Improving the hardware efficiency of deep neural network (DNN) accelerators with techniques such as quantization and sparsity enhancement have shown an immense promise. However, their inference accuracy in non-ideal real-world settings (such as in the presence of hardware faults) is yet to be systematically analyzed. In this work, we investigate the impact of memory faults on activation-sparse quantized DNNs (AS QDNNs). We show that a high level of activation sparsity comes at the cost of larger vulnerability to faults, with AS QDNNs exhibiting up to 11.13% lower accuracy than the standard QDNNs. We establish that the degraded accuracy correlates with a sharper minima in the loss landscape for AS QDNNs, which makes them more sensitive to perturbations in the weight values due to faults. Based on this observation, we employ sharpness-aware quantization (SAQ) training to mitigate the impact of memory faults. The AS and standard QDNNs trained with SAQ have up to 19.50% and 15.82% higher inference accuracy, respectively compared to their conventionally trained equivalents. Moreover, we show that SAQ-trained AS QDNNs show higher accuracy in faulty settings than standard QDNNs trained conventionally. Thus, sharpness-aware training can be instrumental in achieving sparsity-related latency benefits without compromising on fault tolerance.
Paper Structure (15 sections, 3 equations, 5 figures)

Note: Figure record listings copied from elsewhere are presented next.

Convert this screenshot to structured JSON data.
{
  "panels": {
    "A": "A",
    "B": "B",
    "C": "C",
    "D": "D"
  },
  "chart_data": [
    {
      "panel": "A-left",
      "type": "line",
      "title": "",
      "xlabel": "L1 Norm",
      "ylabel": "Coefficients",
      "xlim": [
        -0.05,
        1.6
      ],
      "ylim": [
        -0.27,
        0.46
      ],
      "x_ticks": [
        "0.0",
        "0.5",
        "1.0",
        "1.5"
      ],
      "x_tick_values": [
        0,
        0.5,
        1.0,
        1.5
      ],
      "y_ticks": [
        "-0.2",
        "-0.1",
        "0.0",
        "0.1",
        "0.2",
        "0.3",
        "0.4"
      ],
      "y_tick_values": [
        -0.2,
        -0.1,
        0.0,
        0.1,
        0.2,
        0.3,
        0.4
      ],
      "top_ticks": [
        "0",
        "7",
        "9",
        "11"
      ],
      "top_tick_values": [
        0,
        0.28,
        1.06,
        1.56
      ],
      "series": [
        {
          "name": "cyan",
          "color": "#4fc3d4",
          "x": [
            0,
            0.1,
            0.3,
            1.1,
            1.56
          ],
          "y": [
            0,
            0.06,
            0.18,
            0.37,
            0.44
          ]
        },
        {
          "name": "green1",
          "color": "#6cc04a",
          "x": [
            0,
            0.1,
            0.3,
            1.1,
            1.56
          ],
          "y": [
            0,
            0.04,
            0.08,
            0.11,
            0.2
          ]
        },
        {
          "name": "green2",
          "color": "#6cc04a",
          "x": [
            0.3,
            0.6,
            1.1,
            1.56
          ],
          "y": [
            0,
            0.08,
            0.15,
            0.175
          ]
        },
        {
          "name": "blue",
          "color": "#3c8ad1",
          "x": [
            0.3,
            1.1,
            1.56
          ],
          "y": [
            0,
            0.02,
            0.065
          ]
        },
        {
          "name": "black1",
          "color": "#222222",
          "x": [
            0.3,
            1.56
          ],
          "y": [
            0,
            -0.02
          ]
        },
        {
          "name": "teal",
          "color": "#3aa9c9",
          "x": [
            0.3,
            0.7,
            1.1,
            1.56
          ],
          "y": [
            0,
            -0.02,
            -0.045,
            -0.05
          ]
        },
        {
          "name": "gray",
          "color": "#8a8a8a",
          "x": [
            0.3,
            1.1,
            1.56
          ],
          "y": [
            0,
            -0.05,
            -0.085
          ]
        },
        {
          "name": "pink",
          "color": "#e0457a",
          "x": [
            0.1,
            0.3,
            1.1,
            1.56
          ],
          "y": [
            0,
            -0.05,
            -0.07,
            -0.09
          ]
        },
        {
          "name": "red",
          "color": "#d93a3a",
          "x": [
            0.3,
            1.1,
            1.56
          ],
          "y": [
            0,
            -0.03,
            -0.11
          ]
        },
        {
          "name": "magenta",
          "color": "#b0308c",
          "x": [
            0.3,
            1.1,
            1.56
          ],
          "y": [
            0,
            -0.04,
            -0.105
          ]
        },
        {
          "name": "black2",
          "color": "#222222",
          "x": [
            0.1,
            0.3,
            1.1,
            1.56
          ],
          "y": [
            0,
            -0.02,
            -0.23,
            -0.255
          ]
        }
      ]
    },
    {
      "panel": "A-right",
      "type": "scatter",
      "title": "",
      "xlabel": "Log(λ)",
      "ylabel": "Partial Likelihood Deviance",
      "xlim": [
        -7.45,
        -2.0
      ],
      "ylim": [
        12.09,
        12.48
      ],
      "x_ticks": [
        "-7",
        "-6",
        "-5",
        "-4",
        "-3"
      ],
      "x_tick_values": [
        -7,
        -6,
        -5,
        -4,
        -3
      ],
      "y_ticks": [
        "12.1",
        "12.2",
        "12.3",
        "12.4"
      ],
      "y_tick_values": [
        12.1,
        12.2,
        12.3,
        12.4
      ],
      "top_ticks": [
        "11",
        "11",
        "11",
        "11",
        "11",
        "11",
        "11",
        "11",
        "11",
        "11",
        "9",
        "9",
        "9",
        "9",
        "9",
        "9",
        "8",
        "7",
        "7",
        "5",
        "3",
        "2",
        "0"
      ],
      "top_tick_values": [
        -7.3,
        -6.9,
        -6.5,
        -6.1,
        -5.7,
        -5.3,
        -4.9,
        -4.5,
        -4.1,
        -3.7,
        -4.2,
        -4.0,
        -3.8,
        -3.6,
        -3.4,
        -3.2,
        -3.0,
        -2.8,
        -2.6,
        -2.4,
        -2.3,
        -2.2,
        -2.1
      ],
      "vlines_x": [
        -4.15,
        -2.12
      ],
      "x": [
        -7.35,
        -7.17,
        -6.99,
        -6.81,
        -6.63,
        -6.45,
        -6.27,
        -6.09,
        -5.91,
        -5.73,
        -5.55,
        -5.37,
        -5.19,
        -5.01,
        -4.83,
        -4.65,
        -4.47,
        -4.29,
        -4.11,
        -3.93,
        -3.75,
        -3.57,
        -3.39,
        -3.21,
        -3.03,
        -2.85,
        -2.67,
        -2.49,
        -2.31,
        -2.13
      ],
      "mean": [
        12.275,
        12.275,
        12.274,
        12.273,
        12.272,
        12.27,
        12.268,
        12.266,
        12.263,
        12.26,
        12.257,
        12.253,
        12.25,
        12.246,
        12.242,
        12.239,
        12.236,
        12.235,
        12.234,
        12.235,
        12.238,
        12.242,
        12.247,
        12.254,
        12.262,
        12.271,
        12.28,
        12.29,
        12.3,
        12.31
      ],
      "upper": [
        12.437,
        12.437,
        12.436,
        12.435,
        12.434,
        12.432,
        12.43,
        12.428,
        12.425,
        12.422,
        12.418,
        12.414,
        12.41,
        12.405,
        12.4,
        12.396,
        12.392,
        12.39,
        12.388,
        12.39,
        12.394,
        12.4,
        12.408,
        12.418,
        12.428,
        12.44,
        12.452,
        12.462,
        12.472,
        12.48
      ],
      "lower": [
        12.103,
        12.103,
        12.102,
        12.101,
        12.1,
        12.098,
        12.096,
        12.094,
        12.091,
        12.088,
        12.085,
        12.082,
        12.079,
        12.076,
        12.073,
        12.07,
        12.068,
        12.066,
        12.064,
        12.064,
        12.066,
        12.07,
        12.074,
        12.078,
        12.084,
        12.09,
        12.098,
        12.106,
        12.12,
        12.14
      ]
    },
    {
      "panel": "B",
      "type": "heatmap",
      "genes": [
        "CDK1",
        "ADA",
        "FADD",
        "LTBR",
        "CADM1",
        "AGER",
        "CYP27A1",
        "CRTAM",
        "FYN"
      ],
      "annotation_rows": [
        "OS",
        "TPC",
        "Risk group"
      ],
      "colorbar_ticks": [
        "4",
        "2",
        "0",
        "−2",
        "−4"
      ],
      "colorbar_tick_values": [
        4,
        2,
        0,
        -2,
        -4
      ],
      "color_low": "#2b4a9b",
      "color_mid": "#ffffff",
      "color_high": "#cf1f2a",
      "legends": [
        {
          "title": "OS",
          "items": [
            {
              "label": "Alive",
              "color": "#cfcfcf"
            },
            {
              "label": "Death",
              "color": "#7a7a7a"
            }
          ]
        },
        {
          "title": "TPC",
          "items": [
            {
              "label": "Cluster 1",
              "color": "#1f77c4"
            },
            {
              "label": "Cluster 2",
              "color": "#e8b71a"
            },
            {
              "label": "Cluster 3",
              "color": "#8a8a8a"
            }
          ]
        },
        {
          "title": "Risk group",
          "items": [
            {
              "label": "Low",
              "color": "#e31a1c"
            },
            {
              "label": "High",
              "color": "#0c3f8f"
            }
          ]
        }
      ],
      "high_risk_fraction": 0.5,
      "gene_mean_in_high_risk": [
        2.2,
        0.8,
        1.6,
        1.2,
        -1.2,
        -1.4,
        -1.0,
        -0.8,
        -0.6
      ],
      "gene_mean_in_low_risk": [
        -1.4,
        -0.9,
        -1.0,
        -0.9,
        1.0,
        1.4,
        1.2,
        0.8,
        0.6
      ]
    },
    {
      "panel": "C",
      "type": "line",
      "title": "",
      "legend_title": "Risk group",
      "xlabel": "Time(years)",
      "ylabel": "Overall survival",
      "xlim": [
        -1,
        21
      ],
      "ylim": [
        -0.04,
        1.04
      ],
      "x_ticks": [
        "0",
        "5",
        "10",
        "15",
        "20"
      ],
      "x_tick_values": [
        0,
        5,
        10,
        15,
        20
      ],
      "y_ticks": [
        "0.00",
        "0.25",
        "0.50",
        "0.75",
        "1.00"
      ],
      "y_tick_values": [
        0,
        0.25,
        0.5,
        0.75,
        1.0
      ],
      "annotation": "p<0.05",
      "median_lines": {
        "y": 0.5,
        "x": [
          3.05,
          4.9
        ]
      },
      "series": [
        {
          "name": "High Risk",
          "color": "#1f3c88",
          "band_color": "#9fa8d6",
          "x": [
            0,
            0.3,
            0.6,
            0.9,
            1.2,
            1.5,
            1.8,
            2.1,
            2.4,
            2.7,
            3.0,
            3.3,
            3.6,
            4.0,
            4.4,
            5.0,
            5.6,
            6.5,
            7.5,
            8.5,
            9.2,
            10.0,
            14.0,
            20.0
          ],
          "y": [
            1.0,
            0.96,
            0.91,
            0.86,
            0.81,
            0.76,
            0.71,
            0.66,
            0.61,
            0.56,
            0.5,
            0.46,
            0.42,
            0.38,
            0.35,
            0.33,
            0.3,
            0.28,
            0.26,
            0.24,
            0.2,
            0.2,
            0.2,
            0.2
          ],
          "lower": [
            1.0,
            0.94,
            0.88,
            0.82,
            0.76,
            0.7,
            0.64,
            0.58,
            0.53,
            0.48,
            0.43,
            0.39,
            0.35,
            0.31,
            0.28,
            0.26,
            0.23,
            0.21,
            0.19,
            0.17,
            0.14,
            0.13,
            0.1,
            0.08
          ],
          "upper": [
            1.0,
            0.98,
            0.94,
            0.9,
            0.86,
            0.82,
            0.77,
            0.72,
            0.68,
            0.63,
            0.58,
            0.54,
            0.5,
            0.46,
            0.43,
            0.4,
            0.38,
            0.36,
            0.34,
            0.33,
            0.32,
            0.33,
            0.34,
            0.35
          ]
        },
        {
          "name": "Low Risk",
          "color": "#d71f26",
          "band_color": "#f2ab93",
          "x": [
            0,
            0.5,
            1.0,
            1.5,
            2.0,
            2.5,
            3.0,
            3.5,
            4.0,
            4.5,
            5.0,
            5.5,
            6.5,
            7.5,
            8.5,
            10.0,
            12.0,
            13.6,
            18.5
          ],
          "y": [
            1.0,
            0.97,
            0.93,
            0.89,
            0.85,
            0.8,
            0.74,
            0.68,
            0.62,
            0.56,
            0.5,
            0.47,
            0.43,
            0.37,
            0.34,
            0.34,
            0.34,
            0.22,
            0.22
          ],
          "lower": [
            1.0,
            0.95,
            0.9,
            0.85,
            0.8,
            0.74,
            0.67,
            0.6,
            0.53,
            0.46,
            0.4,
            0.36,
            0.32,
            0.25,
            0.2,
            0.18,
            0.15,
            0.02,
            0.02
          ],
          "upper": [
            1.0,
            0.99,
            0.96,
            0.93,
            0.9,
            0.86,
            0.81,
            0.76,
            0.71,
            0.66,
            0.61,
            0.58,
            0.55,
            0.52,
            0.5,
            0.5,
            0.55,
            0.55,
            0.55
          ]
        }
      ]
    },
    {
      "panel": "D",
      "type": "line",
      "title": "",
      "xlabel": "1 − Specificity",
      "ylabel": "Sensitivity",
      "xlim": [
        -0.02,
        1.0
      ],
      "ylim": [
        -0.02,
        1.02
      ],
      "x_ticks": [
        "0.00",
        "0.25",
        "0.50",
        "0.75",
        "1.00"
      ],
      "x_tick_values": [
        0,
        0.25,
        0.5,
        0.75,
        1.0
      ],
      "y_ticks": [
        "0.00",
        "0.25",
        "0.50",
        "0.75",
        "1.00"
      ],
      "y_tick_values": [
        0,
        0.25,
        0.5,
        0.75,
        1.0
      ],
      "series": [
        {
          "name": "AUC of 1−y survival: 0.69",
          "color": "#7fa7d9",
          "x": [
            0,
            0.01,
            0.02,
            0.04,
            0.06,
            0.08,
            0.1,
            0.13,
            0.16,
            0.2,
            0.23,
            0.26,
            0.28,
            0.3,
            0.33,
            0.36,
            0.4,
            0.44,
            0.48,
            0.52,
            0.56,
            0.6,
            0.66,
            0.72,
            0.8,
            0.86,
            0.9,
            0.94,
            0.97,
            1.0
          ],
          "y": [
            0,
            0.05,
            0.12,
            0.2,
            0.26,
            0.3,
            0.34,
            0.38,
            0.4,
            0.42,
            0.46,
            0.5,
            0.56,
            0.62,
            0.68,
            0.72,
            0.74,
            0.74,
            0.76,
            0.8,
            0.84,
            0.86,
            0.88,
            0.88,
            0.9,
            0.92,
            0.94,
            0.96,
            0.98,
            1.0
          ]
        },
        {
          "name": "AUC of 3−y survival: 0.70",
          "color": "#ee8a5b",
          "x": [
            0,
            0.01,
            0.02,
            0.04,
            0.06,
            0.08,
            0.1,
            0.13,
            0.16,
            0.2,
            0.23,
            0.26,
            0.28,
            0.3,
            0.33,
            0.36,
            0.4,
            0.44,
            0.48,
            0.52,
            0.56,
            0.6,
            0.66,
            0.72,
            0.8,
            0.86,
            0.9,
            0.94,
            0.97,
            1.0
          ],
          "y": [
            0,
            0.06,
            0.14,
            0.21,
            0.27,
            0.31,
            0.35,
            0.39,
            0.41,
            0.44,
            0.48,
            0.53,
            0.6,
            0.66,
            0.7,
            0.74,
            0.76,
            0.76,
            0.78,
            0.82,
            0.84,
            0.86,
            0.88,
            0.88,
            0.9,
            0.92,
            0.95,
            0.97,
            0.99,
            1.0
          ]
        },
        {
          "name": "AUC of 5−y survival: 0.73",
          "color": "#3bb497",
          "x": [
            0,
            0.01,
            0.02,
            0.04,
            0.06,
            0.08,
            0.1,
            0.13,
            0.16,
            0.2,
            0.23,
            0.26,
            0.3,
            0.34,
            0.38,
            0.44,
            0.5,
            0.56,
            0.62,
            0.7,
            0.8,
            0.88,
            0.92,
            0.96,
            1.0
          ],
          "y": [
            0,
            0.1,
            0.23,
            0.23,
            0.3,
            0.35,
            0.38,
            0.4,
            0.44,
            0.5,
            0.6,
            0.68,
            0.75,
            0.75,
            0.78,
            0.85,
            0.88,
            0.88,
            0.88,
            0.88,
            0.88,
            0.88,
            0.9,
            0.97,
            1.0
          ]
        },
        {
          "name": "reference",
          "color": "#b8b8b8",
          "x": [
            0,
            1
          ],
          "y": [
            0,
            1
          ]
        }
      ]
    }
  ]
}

This paper contains 15 sections, 3 equations, 5 figures.

Figures (5)

  • Figure 1: (a) Shows an activation-sparse QDNN (AS QDNN) with memory faults. We show that AS-QDNNs suffer larger accuracy degradation due to faults than their standard counterparts. (b) describes the trade-off between the latency benefits due to enhanced activation sparsity and reduced fault tolerance. To overcome this, we utilize sharpness-aware quantization (SAQ) training, which enhances the AS QDNNs fault tolerance by flattening its weight loss landscape.
  • Figure 2: The activation sparsities of (a) LeNet 5 and (b) ResNet 18 standard QDNNs and activation sparse (AS) QDNNs in both fault-free and faulty settings. The activation sparsity of LeNet 5 and ResNet 18 AS QDNNs is 95.34% and 41.51% higher than their standard counterparts, and is sustained in faulty environments.
  • Figure 3: Latencies of various QDNNs deployed on DNN accelerators
  • Figure 4: (a) The weight loss landscape of the standard and AS LeNet-5 QDNNs visualized using the technique in visualize. x and y are normalized random directions. (b) and (c) show the impact of a fault (F) on the loss value in a landscape with (b) sharp and (c) flat minima. The fault causes a larger change in the loss value in the former.
  • Figure 5: Comparison of the impact on classification accuracy for different fault scenarios for both SAQ trained and conventionally trained standard and activation-sparse (AS) QDNNs. It can be seen that AS QDNNs have lesser fault tolerance than their standard counterparts. Also, SAQ-trained QDNNs display higher fault tolerance than their conventionally trained equivalents.